January 5-8, 2004, Hilton Waikoloa Village, Island of Hawaii





Abstract - Minitrack "Online Communities in the Digital Economy"

Some years ago, Online Communities were considered one of the most promising innovations resulting from the Internet revolution. Community building and community development were proclaimed to be a key success factor for the digital enterprise. As a result, Internet ventures tried to artificially build and foster Online Communities in different forms – as part of online shops, portal sites or B2B platforms, or as design, relationship or gaming communities. At the same time research was mainly related to topics as for example how to build a community and how to gain critical mass and market shares as soon as possible.

Today, findings show that in many cases Online Communities did not meet the expectations of their operators. Only a few Online Communities are financially sustainable, many disappeared and in many cases companies could not get the promised gains out of their online ventures. Consequently, the most important research questions concerning Online Communities are related to the investigation of factors for success or failure (financially as well as socially) by means of longitudinal studies. A related and lately emerging research area considers new forms of Online Communities – the so called Mobile Communities.

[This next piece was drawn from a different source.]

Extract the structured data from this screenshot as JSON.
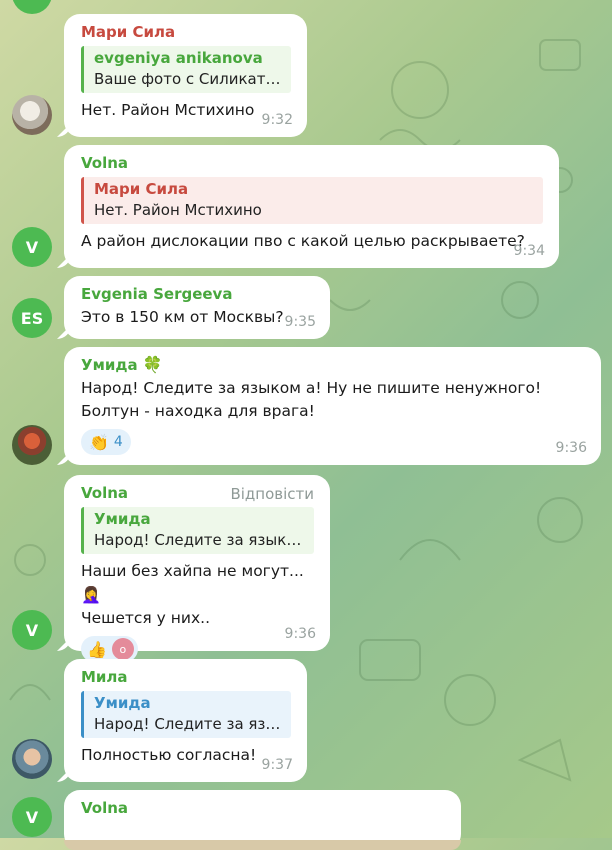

This minitrack comprises a series of papers that study success and failure of Online Communities and their respective business models. The papers provide longitudinal studies, discussion of social aspects, case studies, and address critical aspects of community building.

Possible Topics - Minitrack "Online Communities in the Digital Economy"

In 2004, we called for papers that address communities as a social phenomenon, the design of platforms and services, and community-related business models as critical success factors in the digital economy. Possible topics included, but were not limited to:

  • Communities as sociological phenomenon in the digital economy
  • Community-related business models, best practices and lessons learned
  • Business Communities
  • Personalization and use of customer profiles
  • Case studies and topologies of Online Communities
  • M-Communities and hybrid communities
  • Design principles for community platforms: Coordination, trust, normative values, design patterns and methods, implementations, architectures and components, personalization and avatars
  • Formal or semi-formal models of communities and their platforms: Conceptual frameworks, Organizational models, Cognitive models, Multi-agent systems, Formalizations, as, e.g., logical models

HICSS 2004 Papers - Minitrack "Online Communities in the Digital Economy"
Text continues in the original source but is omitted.